Defesa cobra do TSE acesso urgente a dados disponíveis desde 2021


(Foto: Abdias Pinheiro/Secom/TSE)

O ministro da Defesa, general Paulo Sérgio Nogueira, encaminhou na segunda-feira (1º) ao Tribunal Superior Eleitoral (TSE) um ofício classificado como "urgentíssimo", no qual pede para ter acesso aos códigos-fontes das urnas eletrônicas.

Entretanto, de acordo com o TSE, o acesso aos códigos-fonte do sistema de votação foi aberto em outubro de 2021, um ano antes da realização do pleito. Ou seja, a solicitação foi feita dez meses depois de o TSE ter aberto o código-fonte das urnas aos mais de 150 representantes das diversas entidades fiscalizadoras com legitimidade para atuar na fiscalização do processo eleitoral de 2022, incluindo membros das próprias Forças Armadas. O pedido ainda cita o "exíguo tempo disponível" até o dia da votação.

"Solicito a Vossa Excelência a disponibilização dos códigos-fontes dos sistemas eleitorais, mais especificamente do Sistema de Apuração [SA], do Sistema de Votação [VOTA], do Sistema de Logs de aplicações SA e VOTA e do Sistema de Totalização [SisTot], que serão utilizados no processo eleitoral", diz o documento enviado ao TSE e citado pelo UOL.

No mesmo documento, o chefe da Defesa solicita que a disponibilização dos dados seja feita até 12 de agosto por conta da proximidade das eleições.

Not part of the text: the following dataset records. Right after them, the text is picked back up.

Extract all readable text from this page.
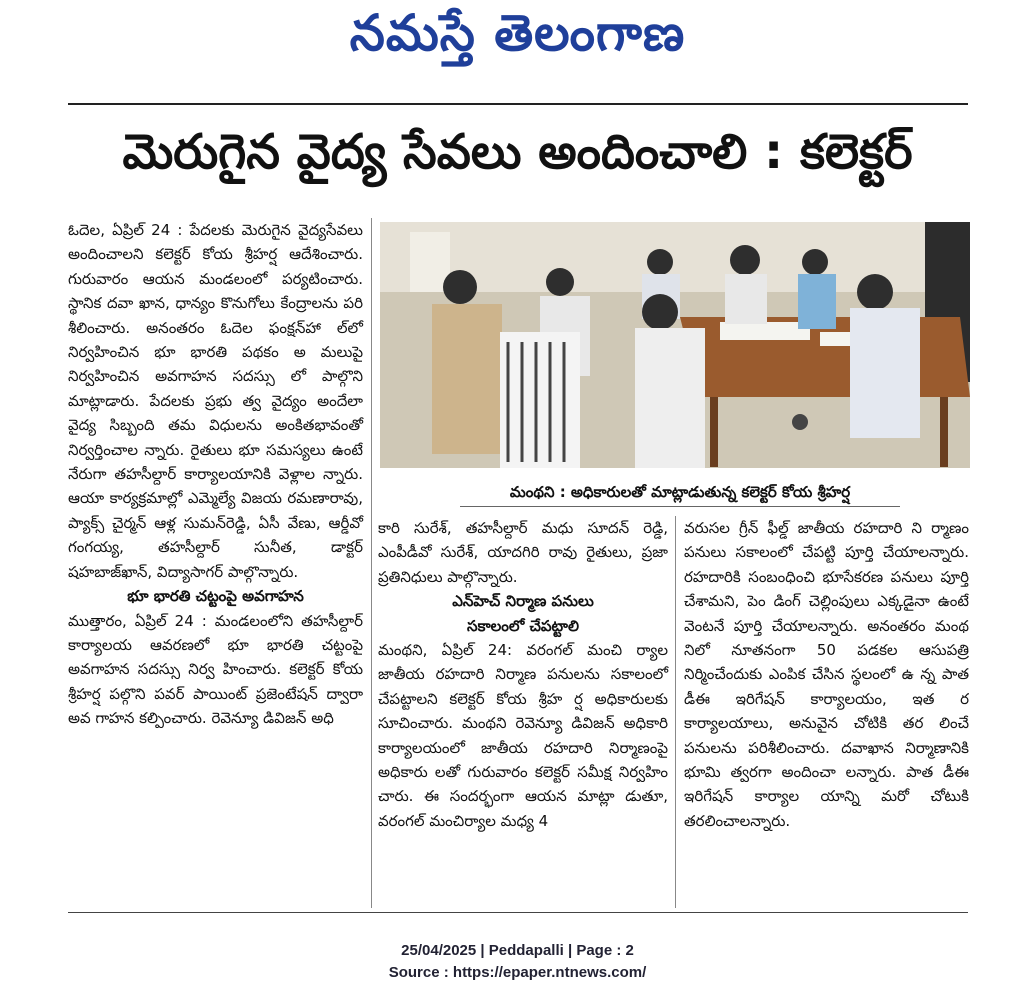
నమస్తే తెలంగాణ
మెరుగైన వైద్య సేవలు అందించాలి : కలెక్టర్

ఓదెల, ఏప్రిల్ 24 : పేదలకు మెరుగైన వైద్యసేవలు అందించాలని కలెక్టర్ కోయ శ్రీహర్ష ఆదేశించారు. గురువారం ఆయన మండలంలో పర్యటించారు. స్థానిక దవా ఖాన, ధాన్యం కొనుగోలు కేంద్రాలను పరి శీలించారు. అనంతరం ఓదెల ఫంక్షన్‌హా ల్‌లో నిర్వహించిన భూ భారతి పథకం అ మలుపై నిర్వహించిన అవగాహన సదస్సు లో పాల్గొని మాట్లాడారు. పేదలకు ప్రభు త్వ వైద్యం అందేలా వైద్య సిబ్బంది తమ విధులను అంకితభావంతో నిర్వర్తించాల న్నారు. రైతులు భూ సమస్యలు ఉంటే నేరుగా తహసీల్దార్ కార్యాలయానికి వెళ్లాల న్నారు. ఆయా కార్యక్రమాల్లో ఎమ్మెల్యే విజయ రమణారావు, ప్యాక్స్ చైర్మన్ ఆళ్ల సుమన్‌రెడ్డి, ఏసీ వేణు, ఆర్డీవో గంగయ్య, తహసీల్దార్ సునీత, డాక్టర్ షహబాజ్‌ఖాన్, విద్యాసాగర్ పాల్గొన్నారు.

భూ భారతి చట్టంపై అవగాహన

ముత్తారం, ఏప్రిల్ 24 : మండలంలోని తహసీల్దార్ కార్యాలయ ఆవరణలో భూ భారతి చట్టంపై అవగాహన సదస్సు నిర్వ హించారు. కలెక్టర్ కోయ శ్రీహర్ష పల్గొని పవర్ పాయింట్ ప్రజెంటేషన్ ద్వారా అవ గాహన కల్పించారు. రెవెన్యూ డివిజన్ అధి

మంథని : అధికారులతో మాట్లాడుతున్న కలెక్టర్ కోయ శ్రీహర్ష

కారి సురేశ్, తహసీల్దార్ మధు సూదన్ రెడ్డి, ఎంపీడీవో సురేశ్, యాదగిరి రావు రైతులు, ప్రజా ప్రతినిధులు పాల్గొన్నారు.

ఎన్‌హెచ్ నిర్మాణ పనులు

సకాలంలో చేపట్టాలి

మంథని, ఏప్రిల్ 24: వరంగల్ మంచి ర్యాల జాతీయ రహదారి నిర్మాణ పనులను సకాలంలో చేపట్టాలని కలెక్టర్ కోయ శ్రీహ ర్ష అధికారులకు సూచించారు. మంథని రెవెన్యూ డివిజన్ అధికారి కార్యాలయంలో జాతీయ రహదారి నిర్మాణంపై అధికారు లతో గురువారం కలెక్టర్ సమీక్ష నిర్వహిం చారు. ఈ సందర్భంగా ఆయన మాట్లా డుతూ, వరంగల్ మంచిర్యాల మధ్య 4

వరుసల గ్రీన్ ఫీల్డ్ జాతీయ రహదారి ని ర్మాణం పనులు సకాలంలో చేపట్టి పూర్తి చేయాలన్నారు. రహదారికి సంబంధించి భూసేకరణ పనులు పూర్తి చేశామని, పెం డింగ్ చెల్లింపులు ఎక్కడైనా ఉంటే వెంటనే పూర్తి చేయాలన్నారు. అనంతరం మంథ నిలో నూతనంగా 50 పడకల ఆసుపత్రి నిర్మించేందుకు ఎంపిక చేసిన స్థలంలో ఉ న్న పాత డీఈ ఇరిగేషన్ కార్యాలయం, ఇత ర కార్యాలయాలు, అనువైన చోటికి తర లించే పనులను పరిశీలించారు. దవాఖాన నిర్మాణానికి భూమి త్వరగా అందించా లన్నారు. పాత డీఈ ఇరిగేషన్ కార్యాల యాన్ని మరో చోటుకి తరలించాలన్నారు.

25/04/2025 | Peddapalli | Page : 2
Source : https://epaper.ntnews.com/
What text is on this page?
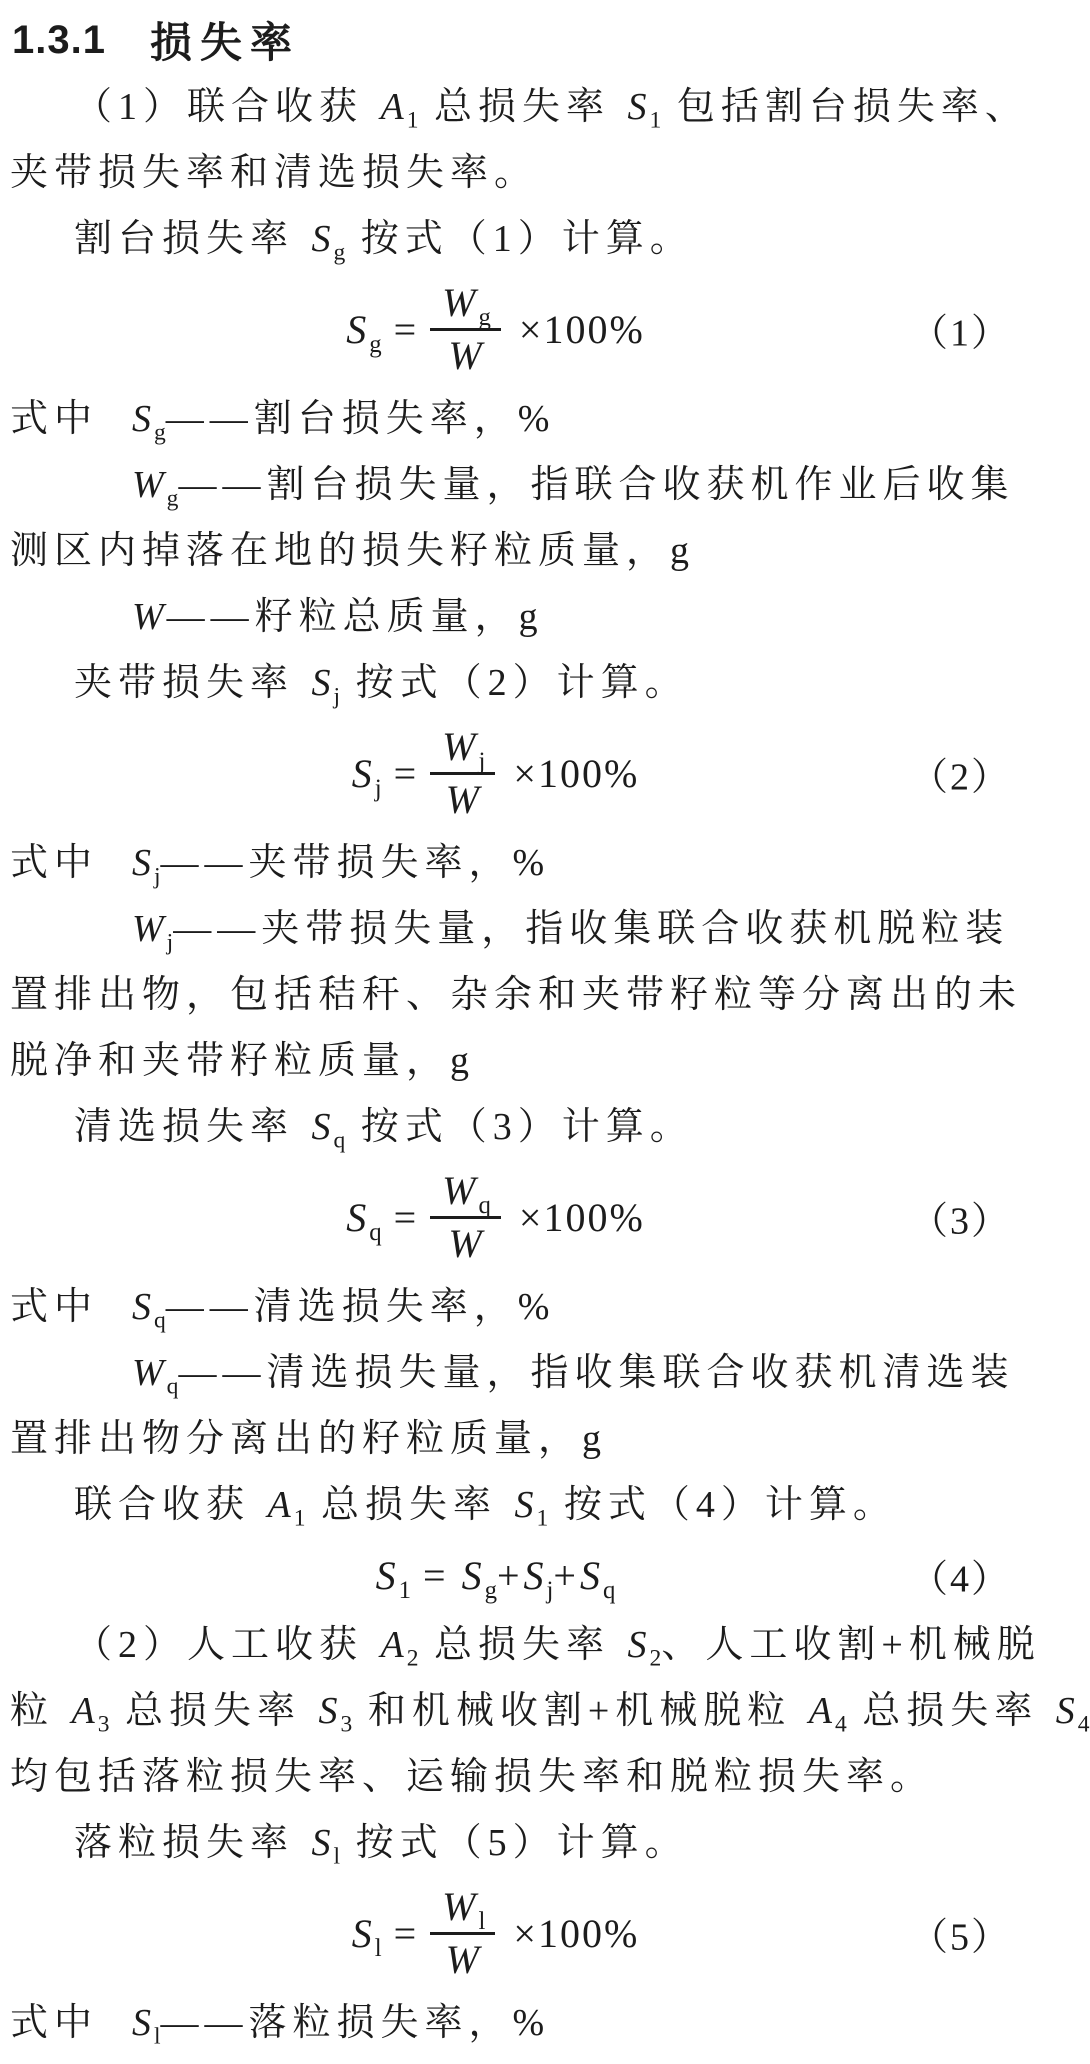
1.3.1 损失率
（1）联合收获 $A_1$ 总损失率 $S_1$ 包括割台损失率、
夹带损失率和清选损失率。
割台损失率 $S_g$ 按式（1）计算。
$S_g = \frac{W_g}{W} \times 100\%$	（1）
式中 $S_g——$割台损失率，%
$W_g——$割台损失量，指联合收获机作业后收集
测区内掉落在地的损失籽粒质量，g
W——籽粒总质量，g
夹带损失率 $S_j$ 按式（2）计算。
$S_j = \frac{W_j}{W} \times 100\%$	（2）
式中 $S_j——$夹带损失率，%
$W_j——$夹带损失量，指收集联合收获机脱粒装
置排出物，包括秸秆、杂余和夹带籽粒等分离出的未
脱净和夹带籽粒质量，g
清选损失率 $S_q$ 按式（3）计算。
$S_q = \frac{W_q}{W} \times 100\%$	（3）
式中 $S_q——$清选损失率，%
$W_q——$清选损失量，指收集联合收获机清选装
置排出物分离出的籽粒质量，g
联合收获 $A_1$ 总损失率 $S_1$ 按式（4）计算。
$S_1 = S_g+S_j+S_q$	（4）
（2）人工收获 $A_2$ 总损失率 $S_2$、人工收割+机械脱
粒 $A_3$ 总损失率 $S_3$ 和机械收割+机械脱粒 $A_4$ 总损失率 $S_4$
均包括落粒损失率、运输损失率和脱粒损失率。
落粒损失率 $S_l$ 按式（5）计算。
$S_l = \frac{W_l}{W} \times 100\%$	（5）
式中 $S_l——$落粒损失率，%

Ao mesmo tempo, em outro ofício encaminhado ao TSE também na segunda-feira (1º), Nogueira cobra "informações técnicas preparatórias" solicitadas pela pasta em junho por meio de dois outros ofícios.

O intuito dessas informações seria "viabilizar os trabalhos da equipe das Forças Armadas de Fiscalização do Sistema Eletrônico de Votação, à luz da Resolução TSE no 23.673, de 14 de dezembro de 2021".

A reunião com representantes das entidades fiscalizadoras teve o objetivo de passar esclarecimentos sobre etapas, métodos, locais e formas de fiscalização e auditoria do sistema eletrônico de votação previstas na norma que disciplina o tema.

Uma das pessoas presentes foi o engenheiro Carlos Rocha, que preside o Instituto Voto Legal e representou o Partido Liberal, sigla do presidente da República, Jair Bolsonaro.

Entretanto, pessoas que estavam no encontro avaliaram que o desempenho de Rocha foi muito ruim, segundo o UOL, e afirmaram que o membro do partido de Bolsonaro demonstrou ter a intenção de causar algum "embaraço" ao TSE, e sua participação causou desconforto nos demais presentes.